This chapter provides general recommendations on how to plan, implement, configure and tune Java™ Virtual Machines that is applicable to all the supported JVM families. Family-specific JVM recommendations, such as Permanent Generation settings for HotSpot JVM can be found under the following JVM-sections:
The Java language is designed to be "Written Once and Run Anywhere" (WORA). When you compile a Java source, you get an intermediate Java file called the Java class. The class file is made up of bytecodes representing abstract instruction codes. These codes are not directly executable by any computer processor. In contrast, languages like C compile their source code to native instructions for a specific processor.
To run a Java program, you start a JVM and pass the class file to the JVM. The JVM provides many services including loading the class file and interpreting (executing) the byte codes. The JVM is the core technology that provides the runtime environment in which a Java application runs in.
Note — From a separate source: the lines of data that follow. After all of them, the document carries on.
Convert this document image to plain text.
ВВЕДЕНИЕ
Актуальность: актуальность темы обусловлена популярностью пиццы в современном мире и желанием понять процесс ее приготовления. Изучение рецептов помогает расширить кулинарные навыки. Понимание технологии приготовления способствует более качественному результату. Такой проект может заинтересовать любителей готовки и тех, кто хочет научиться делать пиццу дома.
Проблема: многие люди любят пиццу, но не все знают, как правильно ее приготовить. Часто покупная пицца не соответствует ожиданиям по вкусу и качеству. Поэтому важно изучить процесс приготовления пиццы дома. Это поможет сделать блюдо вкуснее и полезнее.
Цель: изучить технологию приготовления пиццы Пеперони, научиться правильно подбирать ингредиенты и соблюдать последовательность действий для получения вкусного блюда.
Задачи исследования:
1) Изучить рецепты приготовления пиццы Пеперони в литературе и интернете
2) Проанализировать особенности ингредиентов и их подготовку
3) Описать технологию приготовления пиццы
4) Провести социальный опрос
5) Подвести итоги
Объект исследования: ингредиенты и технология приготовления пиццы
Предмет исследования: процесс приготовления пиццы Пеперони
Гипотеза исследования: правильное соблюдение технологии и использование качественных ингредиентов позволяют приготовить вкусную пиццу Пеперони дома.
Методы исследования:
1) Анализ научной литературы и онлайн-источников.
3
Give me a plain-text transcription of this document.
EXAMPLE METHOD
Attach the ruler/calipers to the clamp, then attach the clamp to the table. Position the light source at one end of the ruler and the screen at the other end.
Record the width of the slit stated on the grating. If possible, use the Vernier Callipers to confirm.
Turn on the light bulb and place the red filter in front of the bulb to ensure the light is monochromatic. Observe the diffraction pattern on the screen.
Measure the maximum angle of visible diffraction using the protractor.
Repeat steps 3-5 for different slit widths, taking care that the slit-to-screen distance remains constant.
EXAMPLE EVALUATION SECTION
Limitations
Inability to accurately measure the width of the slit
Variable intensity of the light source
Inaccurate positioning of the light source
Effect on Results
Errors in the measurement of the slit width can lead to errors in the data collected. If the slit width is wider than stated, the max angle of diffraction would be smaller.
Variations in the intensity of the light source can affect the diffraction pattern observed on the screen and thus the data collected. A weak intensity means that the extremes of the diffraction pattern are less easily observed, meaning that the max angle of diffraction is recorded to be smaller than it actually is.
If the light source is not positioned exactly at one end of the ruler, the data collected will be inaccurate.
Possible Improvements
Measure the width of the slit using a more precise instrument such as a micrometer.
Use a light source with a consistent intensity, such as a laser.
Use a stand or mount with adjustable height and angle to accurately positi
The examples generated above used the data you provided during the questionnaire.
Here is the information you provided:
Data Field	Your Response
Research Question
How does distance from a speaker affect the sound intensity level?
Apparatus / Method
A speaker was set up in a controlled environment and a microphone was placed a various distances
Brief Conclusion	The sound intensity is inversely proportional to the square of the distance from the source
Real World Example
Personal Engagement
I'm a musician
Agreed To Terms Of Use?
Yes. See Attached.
Each Java program or application runs in its own JVM. For example, if you configured an application server cluster with ten managed server instances that is controlled by one administrative instance, your configuration runs eleven JVM processes.
Since the JVM is the underlying processing engine for Sterling Selling and Fulfillment Foundation, it is critical that the JVMs are optimally configured and running efficiently. Incorrect JVM settings could cause poor application performance. At worse, it could lead to JVM outages.